- "Dilophosaurus towers over its competitors...and its prey. This is no ordinary predator."
Dilophosaurus ("Lizard with Two Crests") was a genus of Early Jurassic Theropod dinosaur from the Early Jurassic Period, about 208-176 million years ago. The first specimens were described in 1954, but it was not until over a decade later that the genus received its current name. The name Dilophosaurus means "two-crested lizard". Dilophosaurus gets its name from the two thin crests of bone on the top of its head. These were probably used as a display for courtship purposes.
Dilophosaurus lived during the Early Jurassic Period, about 208-170 million years ago. They were the top predators of their time.
Dilophosaurus was one of the largest carnivorous dinosaurs of the Early Jurassic Period. They stood about 10-12 feet (3-3.6 meters) tall, measured up to 6-7 meters (20-23 ft) long and may have weighed 500 kilograms (1,100 lb) to about 1 ton (2,000 lb). It was the biggest animal in the region.

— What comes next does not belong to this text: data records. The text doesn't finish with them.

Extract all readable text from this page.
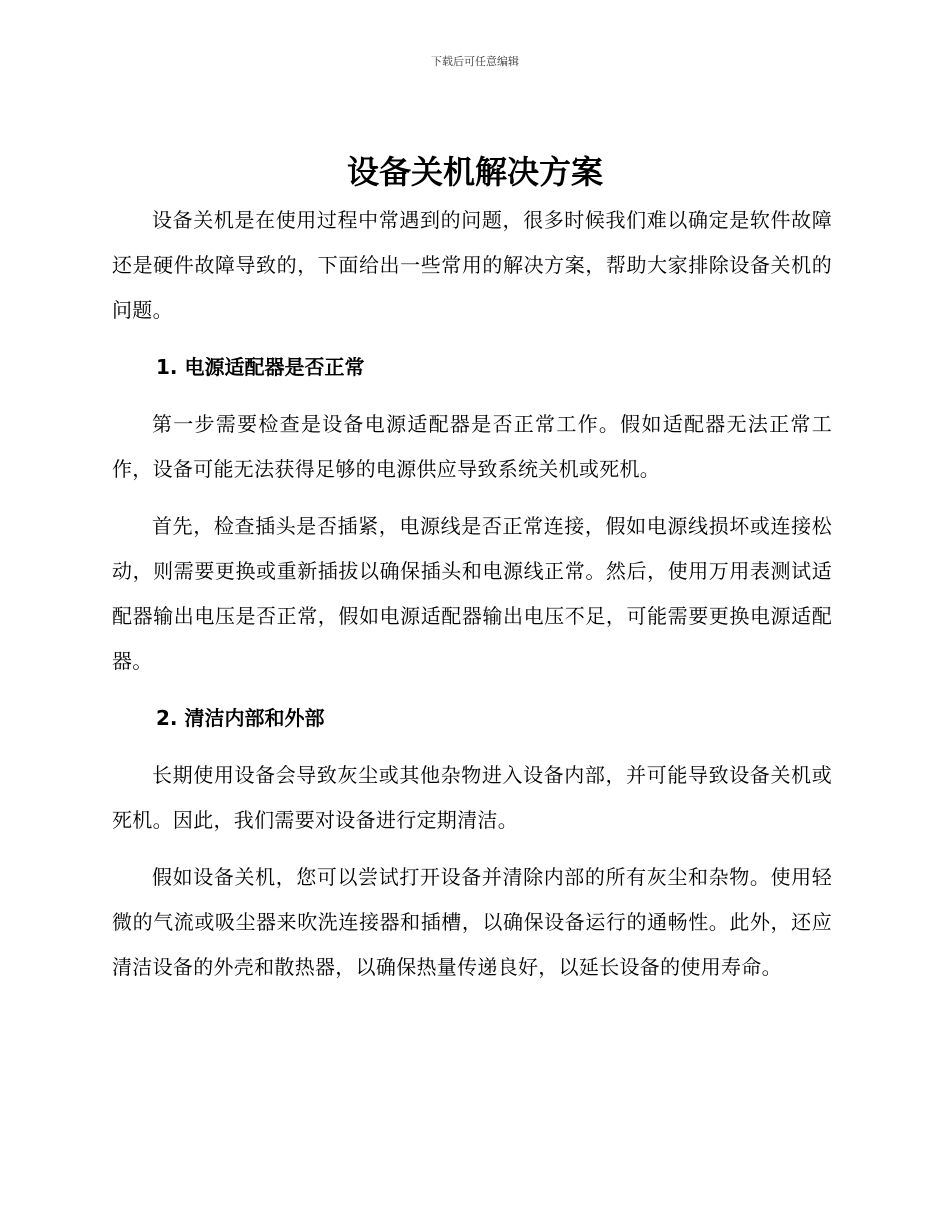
下载后可任意编辑
设备关机解决方案

设备关机是在使用过程中常遇到的问题，很多时候我们难以确定是软件故障还是硬件故障导致的，下面给出一些常用的解决方案，帮助大家排除设备关机的问题。

1. 电源适配器是否正常

第一步需要检查是设备电源适配器是否正常工作。假如适配器无法正常工作，设备可能无法获得足够的电源供应导致系统关机或死机。

首先，检查插头是否插紧，电源线是否正常连接，假如电源线损坏或连接松动，则需要更换或重新插拔以确保插头和电源线正常。然后，使用万用表测试适配器输出电压是否正常，假如电源适配器输出电压不足，可能需要更换电源适配器。

2. 清洁内部和外部

长期使用设备会导致灰尘或其他杂物进入设备内部，并可能导致设备关机或死机。因此，我们需要对设备进行定期清洁。

假如设备关机，您可以尝试打开设备并清除内部的所有灰尘和杂物。使用轻微的气流或吸尘器来吹洗连接器和插槽，以确保设备运行的通畅性。此外，还应清洁设备的外壳和散热器，以确保热量传递良好，以延长设备的使用寿命。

As a more primitive predatory dinosaur, Dilophosaurus didn't have forward facing eyes to give it stereo vision. It may have used scent as an integral part of its hunting technique. It had long and slender, rear-curving teeth in long jaws and strong front arms which would have been effective in grabbing prey. It was fast - probably with a top speed of about 30-mph. It also had a long tail that could have been used as a whip in a fight. Footprints attributed to Dilophosaurus appear in groups, so it may have hunted in small packs. It shares the same overall body configuration as its ancestor Coelophysis.
They ate Anchisaurus and had to fight off Syntarsus.
Dilophosaurus has been found in both the U.S. and China, which, although part of the same huge landmass, were still quite a long distance from each other.